SOGNO E SCHIAVITU’ AMERICA E EUROPA

di Lamberto Lombardi

Nel nostro mondo esistono limpide certezze e realtà solidamente percepite ma alcuni dati, pur noti, giacciono come dimenticati negli ultimi cassetti della nostra attenzione. Sono dati eversivi, a volte misteriosi, che, come tutti i veri misteri, nascondono gli elementi mancanti per una corretta lettura dell’esistente.
La popolazione che vive al di sotto della soglia di povertà è più alta negli USA che in Venezuela. Questo fatto è oggettivamente reale ma purtuttavia incredibile, si scontra con quello che quotidianamente vediamo del disagio del Venezuela e dei suoi tanti profughi in Colombia e, al contrario, del benessere nordamericano da dove nessuno cerca di fuggire in cerca di una condizione migliore. E il mistero cela evidentemente in sé elementi di scandalo indicibile se mai abbiamo potuto assistere ad un qualsiasi dibattito in cui venisse affrontato.

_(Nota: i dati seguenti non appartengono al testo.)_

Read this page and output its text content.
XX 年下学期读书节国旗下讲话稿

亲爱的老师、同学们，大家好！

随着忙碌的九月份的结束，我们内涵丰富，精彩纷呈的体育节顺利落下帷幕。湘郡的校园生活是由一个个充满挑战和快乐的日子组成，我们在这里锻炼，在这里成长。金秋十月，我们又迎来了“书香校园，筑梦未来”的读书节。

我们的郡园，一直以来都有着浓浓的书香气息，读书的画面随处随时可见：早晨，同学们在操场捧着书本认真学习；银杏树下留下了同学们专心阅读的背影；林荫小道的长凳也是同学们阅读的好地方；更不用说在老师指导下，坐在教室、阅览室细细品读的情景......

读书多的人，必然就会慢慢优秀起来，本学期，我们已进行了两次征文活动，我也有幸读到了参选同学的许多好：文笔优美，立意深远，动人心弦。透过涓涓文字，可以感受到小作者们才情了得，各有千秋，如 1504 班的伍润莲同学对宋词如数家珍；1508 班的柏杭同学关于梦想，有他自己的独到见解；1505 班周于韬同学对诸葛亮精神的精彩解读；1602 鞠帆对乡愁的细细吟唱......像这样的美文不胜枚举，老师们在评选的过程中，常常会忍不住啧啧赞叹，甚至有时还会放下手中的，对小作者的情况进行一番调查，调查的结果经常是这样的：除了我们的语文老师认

Il fatto che stiamo parlando di un sistema dominante che drena un quarto delle risorse mondiali per una popolazione che, invece, è un ventesimo di quella totale non diminuisce gli interrogativi ma li aumenta e rende ancora più inspiegabili i senzatetto yankee che sono un quarto della popolazione mentre i carcerati ammontano al 3% (come se a Brescia avessimo 30.000 carcerati invece dei 400 attuali). Lo stesso dicasi se consideriamo altri parametri noti come gli omicidi, la tutela sanitaria, i decessi in età infantile e, finamai, i tassi di alfabetizzazione. E’ dunque una ricchezza nemmeno destinata ad una nazione ma ad una parte di essa. E non esiste, come ha potuto esistere in passato, una variabilità di questi dati in relazione a una crisi economica o ad un cambio di amministrazione. No, questi dati sono ormai stabili nella loro sostanza, da Bush a Obama a Trump. Eppure a milioni intraprendono lunghi viaggi per arrivare ad entrare in quel paese, il più ricco della terra, a costo di affrontare il rischio di una vita intera da clandestini e, quindi, fuorilegge. Si parla di ampi strati di popolazione senza diritti, soggetti a dinamiche salariali improntate al massimo sfruttamento e privi della possibilità di programmarsi un’esistenza, si parla di schiavi. Eppure nessuna istituzione internazionale solleva obiezioni e propone correttivi.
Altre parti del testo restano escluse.